Italian Organic Chemist Luigi Garlashelli claims he has recreated The Shroud of Turin, the legendary artifact of religious significance to several Catholics around the world. The legend behind the shroud is that the image of Jesus was burned into it as it wrapped his body after his crucifixion. Is Garlashelli offering up a final solution to the mystery of the shroud? Or is this ‘scientific proof’ veiled in ignorance?
Garlashelli has for many years worked to debunk several supernatural miracles connected to the Catholic church. From his attempt to disprove Stigmata to the San Gennaro Miracle and finally his attempt to debunk statues who weep blood. Garlashelli has made the claim that, using only methods available in the medieval era, he was able to recreate a (more or less) complete copy of The Shroud of Turin. His method began by wrapping one of his students in a shroud woven specifically for the experiment using a technique he suspected the original had been created. He then painted the cloth using non-synthetic paints in the shape of the student’s face, giving it a warped quality. After the image was painted, Garlashelli removed the shroud from his assistant and baked it in an oven (dubbed the “shroud machine” by faculty) for several hours. He then turned around and washed the paint off. The result bore a striking similarity to the Shroud of Turin.

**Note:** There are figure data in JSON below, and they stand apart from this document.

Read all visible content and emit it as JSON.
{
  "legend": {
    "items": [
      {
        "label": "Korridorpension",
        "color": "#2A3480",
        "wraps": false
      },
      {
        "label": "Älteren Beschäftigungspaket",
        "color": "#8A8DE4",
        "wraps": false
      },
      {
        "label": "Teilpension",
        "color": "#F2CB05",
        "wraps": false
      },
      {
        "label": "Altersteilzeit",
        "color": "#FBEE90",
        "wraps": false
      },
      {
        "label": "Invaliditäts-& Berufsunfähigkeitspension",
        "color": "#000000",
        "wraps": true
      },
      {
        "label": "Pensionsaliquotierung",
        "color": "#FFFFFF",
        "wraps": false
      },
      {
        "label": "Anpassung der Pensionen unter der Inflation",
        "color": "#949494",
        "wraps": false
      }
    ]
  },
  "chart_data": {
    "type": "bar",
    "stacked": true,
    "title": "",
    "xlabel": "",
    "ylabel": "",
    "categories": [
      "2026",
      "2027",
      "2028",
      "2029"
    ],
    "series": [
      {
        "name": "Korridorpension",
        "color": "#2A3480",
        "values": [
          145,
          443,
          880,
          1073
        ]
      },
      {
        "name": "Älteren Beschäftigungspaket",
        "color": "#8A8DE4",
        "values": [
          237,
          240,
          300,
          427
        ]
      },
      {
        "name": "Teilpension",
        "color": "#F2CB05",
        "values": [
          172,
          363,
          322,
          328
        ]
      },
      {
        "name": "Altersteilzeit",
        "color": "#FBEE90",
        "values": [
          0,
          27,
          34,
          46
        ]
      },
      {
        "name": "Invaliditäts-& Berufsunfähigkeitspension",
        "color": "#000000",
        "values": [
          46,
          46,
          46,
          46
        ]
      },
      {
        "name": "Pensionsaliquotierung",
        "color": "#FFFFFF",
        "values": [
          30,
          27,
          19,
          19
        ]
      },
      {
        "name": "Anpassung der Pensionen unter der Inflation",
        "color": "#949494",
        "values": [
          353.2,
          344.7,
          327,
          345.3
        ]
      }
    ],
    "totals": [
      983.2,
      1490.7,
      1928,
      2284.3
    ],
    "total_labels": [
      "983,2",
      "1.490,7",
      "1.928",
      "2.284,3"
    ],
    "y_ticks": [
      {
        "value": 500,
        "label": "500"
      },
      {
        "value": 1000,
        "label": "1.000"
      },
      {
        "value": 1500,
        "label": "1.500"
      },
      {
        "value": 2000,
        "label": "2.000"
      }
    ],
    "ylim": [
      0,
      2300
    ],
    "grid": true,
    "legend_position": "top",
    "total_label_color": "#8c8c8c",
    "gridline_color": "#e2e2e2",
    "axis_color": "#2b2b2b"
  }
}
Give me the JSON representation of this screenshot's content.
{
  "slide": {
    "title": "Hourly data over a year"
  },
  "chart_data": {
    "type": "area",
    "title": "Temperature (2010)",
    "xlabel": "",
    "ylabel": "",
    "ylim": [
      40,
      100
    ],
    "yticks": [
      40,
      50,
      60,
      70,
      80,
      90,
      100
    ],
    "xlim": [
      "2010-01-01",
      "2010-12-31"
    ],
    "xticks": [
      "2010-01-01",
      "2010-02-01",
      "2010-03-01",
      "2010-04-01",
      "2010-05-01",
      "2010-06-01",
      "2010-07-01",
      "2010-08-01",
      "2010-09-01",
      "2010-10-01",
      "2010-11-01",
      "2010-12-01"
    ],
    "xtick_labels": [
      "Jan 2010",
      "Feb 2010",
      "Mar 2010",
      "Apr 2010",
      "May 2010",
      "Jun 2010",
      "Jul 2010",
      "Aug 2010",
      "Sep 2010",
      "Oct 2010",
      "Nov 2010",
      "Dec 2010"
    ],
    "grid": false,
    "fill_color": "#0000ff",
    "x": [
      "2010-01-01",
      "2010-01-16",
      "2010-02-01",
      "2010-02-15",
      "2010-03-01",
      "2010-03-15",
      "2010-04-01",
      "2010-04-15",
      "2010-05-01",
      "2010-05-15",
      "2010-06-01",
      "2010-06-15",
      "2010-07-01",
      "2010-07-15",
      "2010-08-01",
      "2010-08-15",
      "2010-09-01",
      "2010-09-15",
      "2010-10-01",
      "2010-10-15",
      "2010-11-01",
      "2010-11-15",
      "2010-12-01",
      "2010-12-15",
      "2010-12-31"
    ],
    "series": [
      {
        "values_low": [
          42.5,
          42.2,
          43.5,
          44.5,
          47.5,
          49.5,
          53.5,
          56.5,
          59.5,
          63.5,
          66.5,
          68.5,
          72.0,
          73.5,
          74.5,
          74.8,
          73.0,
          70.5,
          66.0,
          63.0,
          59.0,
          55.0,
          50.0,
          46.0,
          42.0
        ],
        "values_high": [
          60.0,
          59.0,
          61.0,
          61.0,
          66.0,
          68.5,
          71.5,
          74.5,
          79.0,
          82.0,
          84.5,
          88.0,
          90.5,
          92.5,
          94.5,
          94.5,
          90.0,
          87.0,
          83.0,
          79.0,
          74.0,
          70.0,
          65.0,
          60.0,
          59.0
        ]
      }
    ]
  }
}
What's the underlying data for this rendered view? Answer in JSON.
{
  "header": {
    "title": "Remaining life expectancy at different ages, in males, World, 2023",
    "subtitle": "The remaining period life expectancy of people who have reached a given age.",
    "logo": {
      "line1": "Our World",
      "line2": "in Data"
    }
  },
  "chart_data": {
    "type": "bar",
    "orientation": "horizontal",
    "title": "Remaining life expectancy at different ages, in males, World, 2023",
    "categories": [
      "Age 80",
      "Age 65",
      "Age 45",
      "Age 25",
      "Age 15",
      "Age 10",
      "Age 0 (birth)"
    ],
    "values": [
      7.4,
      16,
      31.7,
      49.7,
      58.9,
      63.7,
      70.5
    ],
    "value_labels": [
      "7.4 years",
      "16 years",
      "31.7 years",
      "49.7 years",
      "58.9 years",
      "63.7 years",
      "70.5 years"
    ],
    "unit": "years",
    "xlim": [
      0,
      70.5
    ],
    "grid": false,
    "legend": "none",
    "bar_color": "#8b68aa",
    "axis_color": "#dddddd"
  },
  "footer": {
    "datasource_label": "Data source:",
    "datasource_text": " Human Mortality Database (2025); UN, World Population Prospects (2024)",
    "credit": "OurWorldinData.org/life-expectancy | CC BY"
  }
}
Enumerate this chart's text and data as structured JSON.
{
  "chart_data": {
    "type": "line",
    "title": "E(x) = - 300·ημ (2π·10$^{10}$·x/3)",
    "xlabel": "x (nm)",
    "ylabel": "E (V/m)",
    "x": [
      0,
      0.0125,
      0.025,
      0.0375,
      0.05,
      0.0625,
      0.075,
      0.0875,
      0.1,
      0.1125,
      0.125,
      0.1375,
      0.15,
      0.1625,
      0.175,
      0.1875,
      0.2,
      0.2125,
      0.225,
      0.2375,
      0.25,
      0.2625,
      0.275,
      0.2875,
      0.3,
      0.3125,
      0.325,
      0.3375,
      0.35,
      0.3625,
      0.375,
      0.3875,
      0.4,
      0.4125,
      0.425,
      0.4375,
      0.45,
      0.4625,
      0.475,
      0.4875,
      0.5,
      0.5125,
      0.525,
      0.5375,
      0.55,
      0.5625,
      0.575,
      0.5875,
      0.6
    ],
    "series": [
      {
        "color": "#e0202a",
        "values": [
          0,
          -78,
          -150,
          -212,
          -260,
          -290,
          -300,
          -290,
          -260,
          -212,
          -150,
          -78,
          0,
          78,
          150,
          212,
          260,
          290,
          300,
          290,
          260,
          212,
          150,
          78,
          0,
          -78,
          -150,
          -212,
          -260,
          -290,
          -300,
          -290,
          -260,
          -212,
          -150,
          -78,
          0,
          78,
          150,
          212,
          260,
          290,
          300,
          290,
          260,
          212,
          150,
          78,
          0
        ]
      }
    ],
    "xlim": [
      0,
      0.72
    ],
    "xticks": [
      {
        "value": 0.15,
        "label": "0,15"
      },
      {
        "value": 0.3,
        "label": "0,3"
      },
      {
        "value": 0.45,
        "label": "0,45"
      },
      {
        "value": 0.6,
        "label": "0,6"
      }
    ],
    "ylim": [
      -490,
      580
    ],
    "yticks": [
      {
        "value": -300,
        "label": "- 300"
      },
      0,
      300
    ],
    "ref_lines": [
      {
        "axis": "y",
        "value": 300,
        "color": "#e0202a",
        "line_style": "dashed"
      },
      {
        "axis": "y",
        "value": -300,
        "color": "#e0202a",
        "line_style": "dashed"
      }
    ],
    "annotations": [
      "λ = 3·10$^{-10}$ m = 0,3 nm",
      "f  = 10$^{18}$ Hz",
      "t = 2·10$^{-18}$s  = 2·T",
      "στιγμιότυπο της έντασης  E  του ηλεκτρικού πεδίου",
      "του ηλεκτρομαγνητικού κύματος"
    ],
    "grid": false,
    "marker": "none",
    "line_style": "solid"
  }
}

But is it enough for the shroud to look the same? One of the incredible things about the shroud of Turin was the astounding accuracy the portrayal was of a human face. The shroud was scanned through computer imaging software and showed a distinct 3D image which could be directly transposed from the flat image, much in the same way a photograph can be turned into a 3D computer image. Though the Garlashelli image is a compelling reproduction (the most compelling thus far) the realm of science is not as easily swayed. And there are a number of hurdles for this reproduction to leap before the shroud is officially declared an “adequate” reproduction.
First, the original shroud was scrutinized under several microscopes where bloodstains were found to have soaked into it long before the image would have been painted. The blood was also analyzed, and found to be not only genuine, but human blood with an unusually high amount of bilirubin. While this was unknown until the past century, high levels of bilirubin are indicatative of either certain diseases, or severe scourging. The artist would have not only known about bilirubin, and its eventual detection, but would have gone through the effort of procuring affected blood.
The image on the shroud was a nude man, never depicted in medieval or subsequent pictures to represent Christ. To this day an image of a nude Jesus would be difficult to find, yet it is almost certain the Romans would not have allowed those crucified clothing. In this way a nude figure is more historically accurate than almost any other image of the time.
Finally, the nail marks on the shroud are located in the man’s wrists. In medieval as well as contemporary depictions of Jesus, nails are driven through the palms, although the grim reality is that holding a man up in such a location would result in tearing through the hand and dropping him.
Still, if these are all debunked somehow, and the shroud is indeed proven to be a sixteenth century fake as some radio carbon tests have indicated, does not being a symbol of hope for millions of people make it an artifact to be revered? Regardless of the religious implications, the object symbolizes something important to a great many. Pope John Paul the second probably said it best, “Before the shroud, how can we not think of the millions of people who die of hunger, of the horrors committed in the many wars that soak nations in blood, of the brutal exploitation of women and children, of the millions of human beings who live in hardship and humiliation on the edges of great cities, especially in developing countries?” In the mean time it is yet another mystery that continues to confound science and remain unexplainable.